Страдание - симптом несостоятельности
Благоприятствующая развитию жизнеспособного, общественно и личностно необходимого, способствующая скорейшему отмиранию традиционно сковывающих развитие, предвзятых, опасливо стесняющих самореализацию личности явлений социальная тенденция, под влиянием которой я складывался, трансформировалась во мне как человеке и враче в отношение к страданию как к доказательству несостоятельности, которое необходимо предупредить, срочно устранить, или хотя бы превратить в творческую силу, способствующую достижению здоровья, радости, счастья, и тем разрушающую самое себя - страдание.
Не только демонстрировать страдание, но и страдать без перспективы одолеть причины страдания для меня стыдно.
Особенности отношения в семье родителей, несколько месяцев, проведенных в больнице в семилетием возрасте, вырвавшие меня из привычной среды сверстников, частая смена школ до 11 лет, рвавшая глубокие контакты с одноклассниками, и направляемое родителями чтение преимущественно классики, русской и зарубежной, привили очень рано проявившийся сознательный интерес к субъективному в человеке (в себе и в других), привычку к постоянному и уже не мешающему непосредственности, самонаблюдению, открыли мне боль других, научили сочувствованию.
Отдельные особенности привычного для меня способа реагирования на трудности или болезни послужили для разработки элементов II этапа терапии.
Когда в 7 лет врач, выписывая меня (после первой ревматической атаки) из больницы, предупредил маму, видимо не заметив моего присутствия, что в 14 или 18 лет я от порока сердца умру, отец вывез меня зимой в деревню и заставлял проходить вместе с ним на лыжах по подмосковным заснеженным ельникам по 10-15 километров. Я валился с ног и был счастлив, что смог, могу!
Отсюда обучение выявить свои возможности при столкновении с неизбежной опасностью, действительный размер которой можно узнать только практической проверкой.
В детстве меня не миновала мистическая настроенность.
Надеясь упредить строгость отца и избежать ее, я, перед тем, как войти в дом, заклинал себя примерно так: «Накажут! Опять накажут! Накажут!». Создавалось впечатление, что заклинание помогало.

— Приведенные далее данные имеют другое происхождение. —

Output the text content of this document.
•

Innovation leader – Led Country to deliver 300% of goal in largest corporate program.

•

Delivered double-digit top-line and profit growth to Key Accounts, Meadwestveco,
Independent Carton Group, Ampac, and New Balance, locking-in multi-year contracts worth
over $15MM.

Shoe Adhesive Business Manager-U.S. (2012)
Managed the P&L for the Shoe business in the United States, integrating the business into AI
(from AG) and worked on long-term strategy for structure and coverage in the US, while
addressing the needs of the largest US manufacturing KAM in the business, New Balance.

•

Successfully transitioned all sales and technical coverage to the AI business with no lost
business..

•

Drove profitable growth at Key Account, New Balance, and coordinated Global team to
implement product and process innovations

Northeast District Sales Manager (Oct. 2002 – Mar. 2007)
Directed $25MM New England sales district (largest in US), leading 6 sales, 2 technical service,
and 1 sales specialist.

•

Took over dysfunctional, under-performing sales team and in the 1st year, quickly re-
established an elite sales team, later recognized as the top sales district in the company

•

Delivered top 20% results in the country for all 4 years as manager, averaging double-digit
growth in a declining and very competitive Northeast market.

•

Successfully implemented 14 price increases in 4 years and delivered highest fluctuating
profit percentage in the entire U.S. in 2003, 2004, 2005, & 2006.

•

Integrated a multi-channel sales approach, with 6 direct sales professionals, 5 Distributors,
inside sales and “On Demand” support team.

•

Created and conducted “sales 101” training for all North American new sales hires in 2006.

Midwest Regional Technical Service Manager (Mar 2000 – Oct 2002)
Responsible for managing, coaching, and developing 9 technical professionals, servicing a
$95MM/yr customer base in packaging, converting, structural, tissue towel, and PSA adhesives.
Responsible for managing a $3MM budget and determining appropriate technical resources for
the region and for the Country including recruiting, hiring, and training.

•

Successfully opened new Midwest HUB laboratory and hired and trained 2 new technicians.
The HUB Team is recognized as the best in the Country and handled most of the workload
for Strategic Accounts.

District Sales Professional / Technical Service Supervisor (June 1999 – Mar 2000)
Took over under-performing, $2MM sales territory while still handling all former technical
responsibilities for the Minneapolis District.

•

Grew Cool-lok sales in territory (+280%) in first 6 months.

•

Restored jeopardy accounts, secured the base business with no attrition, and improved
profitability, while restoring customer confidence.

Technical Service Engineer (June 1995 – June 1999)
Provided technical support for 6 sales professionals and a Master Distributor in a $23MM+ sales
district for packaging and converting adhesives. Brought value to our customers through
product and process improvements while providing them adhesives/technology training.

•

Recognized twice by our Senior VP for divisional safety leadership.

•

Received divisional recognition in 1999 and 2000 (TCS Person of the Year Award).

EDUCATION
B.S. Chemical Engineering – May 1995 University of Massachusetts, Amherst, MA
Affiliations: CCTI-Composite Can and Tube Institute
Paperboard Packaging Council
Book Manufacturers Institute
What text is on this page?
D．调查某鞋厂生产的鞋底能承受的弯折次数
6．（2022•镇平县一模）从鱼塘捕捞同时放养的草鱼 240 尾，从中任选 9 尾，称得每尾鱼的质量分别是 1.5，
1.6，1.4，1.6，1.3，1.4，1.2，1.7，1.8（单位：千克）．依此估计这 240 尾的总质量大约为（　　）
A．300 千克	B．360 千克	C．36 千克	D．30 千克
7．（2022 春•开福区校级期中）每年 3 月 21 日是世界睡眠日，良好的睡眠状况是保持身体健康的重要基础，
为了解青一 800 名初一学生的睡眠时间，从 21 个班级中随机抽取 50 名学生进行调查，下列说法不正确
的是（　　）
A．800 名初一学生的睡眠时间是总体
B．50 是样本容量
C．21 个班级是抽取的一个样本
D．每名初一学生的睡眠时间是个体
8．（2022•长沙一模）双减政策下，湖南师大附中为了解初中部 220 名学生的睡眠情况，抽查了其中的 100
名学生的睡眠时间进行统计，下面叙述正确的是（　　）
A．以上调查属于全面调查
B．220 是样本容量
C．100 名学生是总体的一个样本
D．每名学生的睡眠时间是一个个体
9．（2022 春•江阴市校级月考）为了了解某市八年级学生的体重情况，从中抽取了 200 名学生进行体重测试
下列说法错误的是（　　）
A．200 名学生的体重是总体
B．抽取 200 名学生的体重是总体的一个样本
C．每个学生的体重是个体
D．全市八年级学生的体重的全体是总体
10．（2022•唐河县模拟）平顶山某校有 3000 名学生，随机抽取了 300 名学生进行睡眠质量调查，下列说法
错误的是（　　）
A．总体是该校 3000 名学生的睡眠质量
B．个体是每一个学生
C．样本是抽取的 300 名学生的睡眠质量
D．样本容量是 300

В действительности искренняя готовность к наказанию или устраняла необходимость в нем, или снижала мою эмоциональную реакцию на него.
Так возникла привычка готовить себя к опасности, предварительно пережив ее преувеличенно, и способ устранять не поддающиеся подавлению яркие и нежелательные переживания, давая им волю, усиливая, с тем, чтобы пережить их, пусть ярче, но быстрее.
Это внутреннее поведение с собственным переживанием трансформировалось в прием - «сосредоточение на навязчивости».
В 14 и 18 лет, следуя предсказаниям врача, я ждал смерти.
Эту ятрогению[14] переболевал трудно.
Анализ ее помог мне потом в понимании роли оформляющих и провоцирующих факторов.
Выпутавшись в 26 лет из собственного невроза, который манифестировал[15] за 3 года до того, я на себе уяснил психогенез и психотерапию (собственную) невроза.
Это был 1969 год, тогда же окончательно сложились первые три этапа методики психотерапии.